GolfScript (81 chars)

1:i:^3{3i):i*(.(*3*.@*.5*3$27i*12-*+@^*:^5*/.print^*2$5i*2-*--\10*i*2i*(*\10*.}do

Online demo (that's much slower than a reasonable desktop, and has trivial code changes to loop a finite number of times).

I have, of course, used the spigot algorithm which I mentioned in an earlier comment, but it took me a while to golf it to my satisfaction. The algorithm as presented in Gibbons' paper is (pseudocode)

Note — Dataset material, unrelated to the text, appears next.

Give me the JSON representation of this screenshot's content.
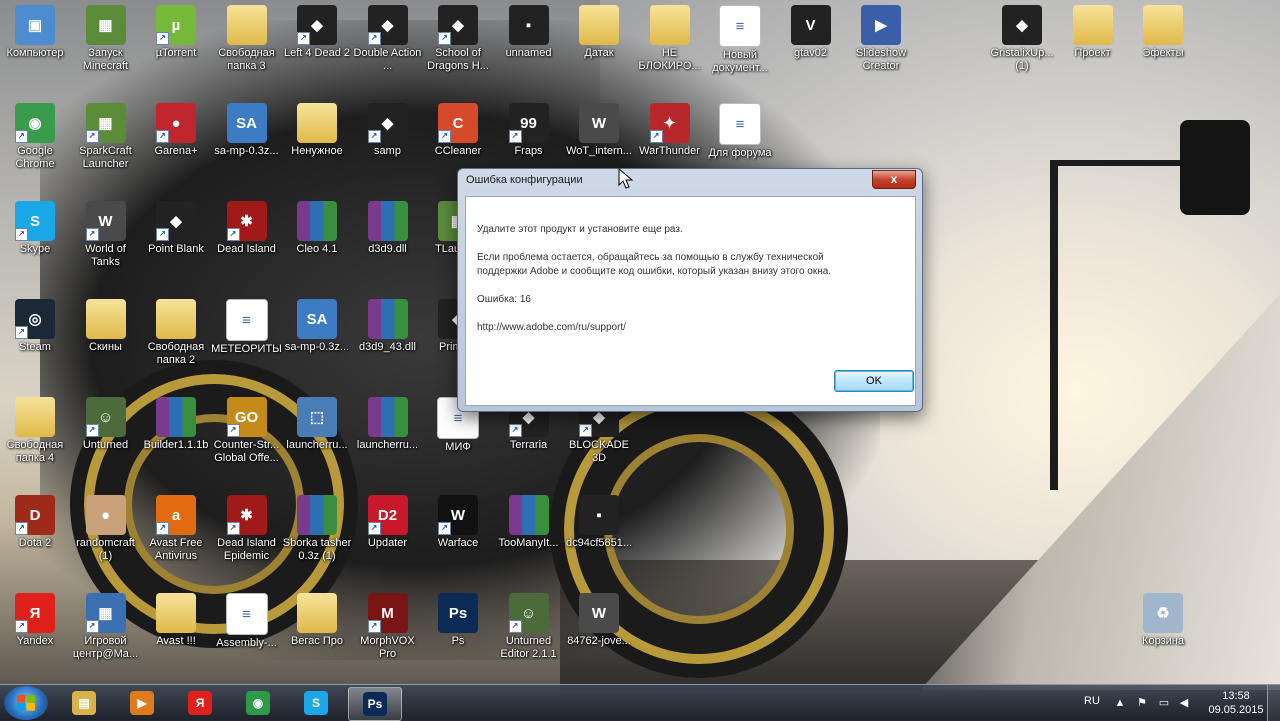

q = 1; r = 180; t = 60; i = 2
while (true) {
    u = 3*(3*i+1)*(3*i+2)
    y = (q*(27*i-12)+5*r) / (5*t)
    print y
    r += q*(5*i-2)-y*t
    r *= 10*u
    q *= 10*i*(2*i-1)
    t *= u
    i += 1
}

The GolfScript above is equivalent to (pseudocode)

t = i = q = 1; r = 3
while (true) {
    u = 3*(3*i+1)*(3*i+2)
    i += 1
    r *= u
    t *= u
    y = (q*(27*i-12)+5*r) / (5*t)
    print y
    r -= y*t - q*(5*i-2)
    q *= 10*i*(2*i-1)
    r *= 10
}

which saves some characters in the initialisation and in the stack management.